I am still a Movie Maker junkie without a Mac laptop and have not mastered iMovie on the iPad so I going all-out iPod Touch/iPad is out of the question for me right now. I like being able to carry the camera in my pocket as I work with people, but I don't like clogging up my phone with video that is in a format my current version of Movie Maker doesn't like. Sigh.

I'm open to suggestions if anyone has a decent multi-function camera they use for both video and still images. In the meantime, I'm going to be posting some favorites that this little camera has captured over the last nine years.

At the Salvador Dali Museum in Spain.

One of my first sequence photos. A very young Jason Brown learns to power snatch.

Downtown Seattle during a visit to work with Melanie Roach and Coach John Thrush.

Friday, September 14, 2012

The Humble Push Up

I love push ups. I can remember doing push ups in front of the little black and white TV in my very cool basement bedroom during the 1980 Winter Olympics.

Before basketball practice in high school, we all had to do 20 push ups, 20 sit ups and then run 10 high laps--about a mile in the "new gym". Ugh. Hated the running, but the push ups didn't phase me.

At this point in my career I'm stunned at the number of high school kids, particularly boys, who cannot do a solid push up. I'm pretty sure it borders on a national disgrace in the US. The saggy backs, droopy heads and severely-winging scapulae are almost unbearable to watch. The lack of depth in the movement is just plain sad.

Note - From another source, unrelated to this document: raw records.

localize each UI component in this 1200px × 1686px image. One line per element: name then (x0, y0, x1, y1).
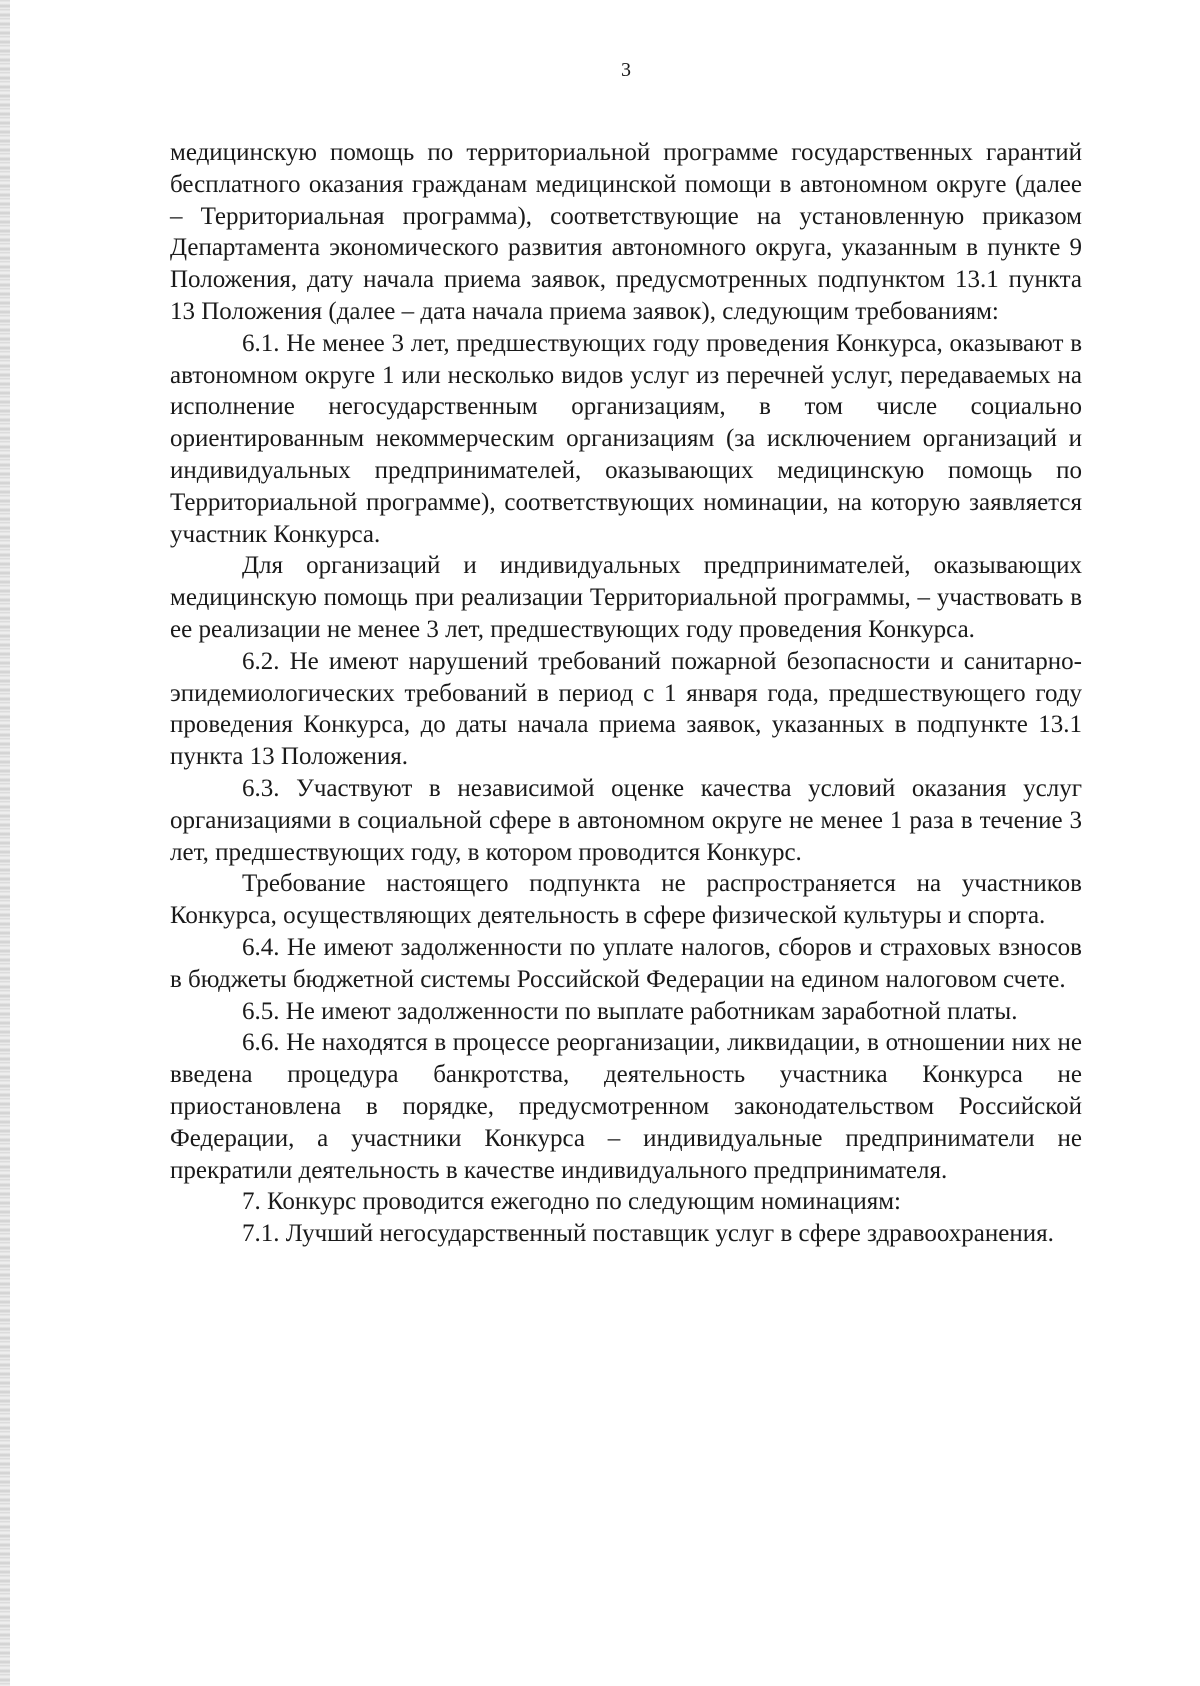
paragraph-6-5: 6.5. Не имеют задолженности по выплате работникам заработной платы. (242, 997, 1018, 1025)
page-number: 3 (621, 59, 631, 81)
paragraph-6-1-territorial: Для организаций и индивидуальных предпринимателей, оказывающих медицинскую помощь при реализации Территориальной программы, – участвовать в ее реализации не менее 3 лет, предшествующих году проведения Конкурса. (170, 552, 1082, 643)
paragraph-6-3: 6.3. Участвуют в независимой оценке качества условий оказания услуг организациями в социальной сфере в автономном округе не менее 1 раза в течение 3 лет, предшествующих году, в котором проводится Конкурс. (170, 774, 1082, 866)
document-body (170, 137, 1082, 1250)
scan-edge-artifact (0, 0, 10, 1686)
paragraph-6-6: 6.6. Не находятся в процессе реорганизации, ликвидации, в отношении них не введена процедура банкротства, деятельность участника Конкурса не приостановлена в порядке, предусмотренном законодательством Российской Федерации, а участники Конкурса – индивидуальные предприниматели не прекратили деятельность в качестве индивидуального предпринимателя. (170, 1029, 1082, 1184)
paragraph-6-1: 6.1. Не менее 3 лет, предшествующих году проведения Конкурса, оказывают в автономном округе 1 или несколько видов услуг из перечней услуг, передаваемых на исполнение негосударственным организациям, в том числе социально ориентированным некоммерческим организациям (за исключением организаций и индивидуальных предпринимателей, оказывающих медицинскую помощь по Территориальной программе), соответствующих номинации, на которую заявляется участник Конкурса. (170, 329, 1082, 548)
paragraph-7: 7. Конкурс проводится ежегодно по следующим номинациям: (242, 1188, 901, 1216)
paragraph-6-3-exception: Требование настоящего подпункта не распространяется на участников Конкурса, осуществляющих деятельность в сфере физической культуры и спорта. (170, 870, 1082, 930)
paragraph-continuation: медицинскую помощь по территориальной программе государственных гарантий бесплатного оказания гражданам медицинской помощи в автономном округе (далее – Территориальная программа), соответствующие на установленную приказом Департамента экономического развития автономного округа, указанным в пункте 9 Положения, дату начала приема заявок, предусмотренных подпунктом 13.1 пункта 13 Положения (далее – дата начала приема заявок), следующим требованиям: (170, 139, 1082, 325)
paragraph-6-4: 6.4. Не имеют задолженности по уплате налогов, сборов и страховых взносов в бюджеты бюджетной системы Российской Федерации на едином налоговом счете. (170, 933, 1082, 993)
paragraph-6-2: 6.2. Не имеют нарушений требований пожарной безопасности и санитарно-эпидемиологических требований в период с 1 января года, предшествующего году проведения Конкурса, до даты начала приема заявок, указанных в подпункте 13.1 пункта 13 Положения. (170, 647, 1082, 771)
paragraph-7-1: 7.1. Лучший негосударственный поставщик услуг в сфере здравоохранения. (242, 1220, 1054, 1248)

Then I hear about how push ups are used by sport team coaches as punishment and I have to sigh. Nothing is accomplished when kids are forced to do movements that they are under-prepared to do. We are simply reinforcing dysfunctional movement patterns.

With tall, skinny guys and most girls, push ups are especially a challenge. When you have a body that is almost 7 ft. long and wingspan to match, a good push up can be a daunting task. When you have gone through grade and middle school without ever being given the opportunity to develop any upper body strength, much less strength to support your bodyweight, what do we expect?

I use the following progression. Note: my facility is a "knees-free push up zone" for everyone. We don't even go there.

1. Let downs
2. Progressive Incline Push Ups

Let Downs are where we start in the "up" position with good head and scapular position and then lower your body, head, chest and hips together, to the ground with control. "Plopping" loudly onto the ground is not allowed. With Let Downs, the athlete starts in a position of strength, as we are all stronger eccentricially. The athlete is able to lower her or his body and develop control/coordination of core strength before he or she can ever push themselves up (concentric movement)with good form. For my incline push ups, I use a barbell in a rack and progressively lower the bar as the athlete demonstrates good control of the head, torso, scapulae and elbow angle.

Combine these exercises with some turtles, hot-footed lizards, crawling, dumbbell pressing, straight arm pulldowns and tricep pressdowns and in a few weeks, the athlete should be able to knock out his or her first real push up. And it will be a push up everyone can be proud of.

Once an athlete has the basic movement down, you can start to have some fun and vary hand placement and surface stability. And of course, nothing is better than being able to join in on the fun. The most powerful inspiration is often through demonstration.

Monday, September 10, 2012

My Office

My "clinic" needs some more artwork and I need to get a couple of white boards. The stall bars (Gladiator Wall) are very new and I look forward to developing some neat new mobility and strength work for everyone here.

Friday, September 07, 2012

Adventures with Indian Clubs

It got a little punchy yesterday, but in all seriousness, the Indian Club should be an integral part of any overhead athlete's foundational work. And why aren't all physical therapy and athletic training programs teaching their students how to implement these fantastic movement patterns? Brothers and sisters let us break free from the purgatory of Theraband and the Thrower's 10! We must prepare the athletic shoulder to move and groove as it does in sport!

In the "See Just How Far We've Fallen" department, check out this footage from a 1904 PE class in Kansas City, MO. Now we have cup stacking competitions. We have such a rich history of physical culture. Let's hope we can regain the lost appreciation of movement skills as the foundation of school-based physical education.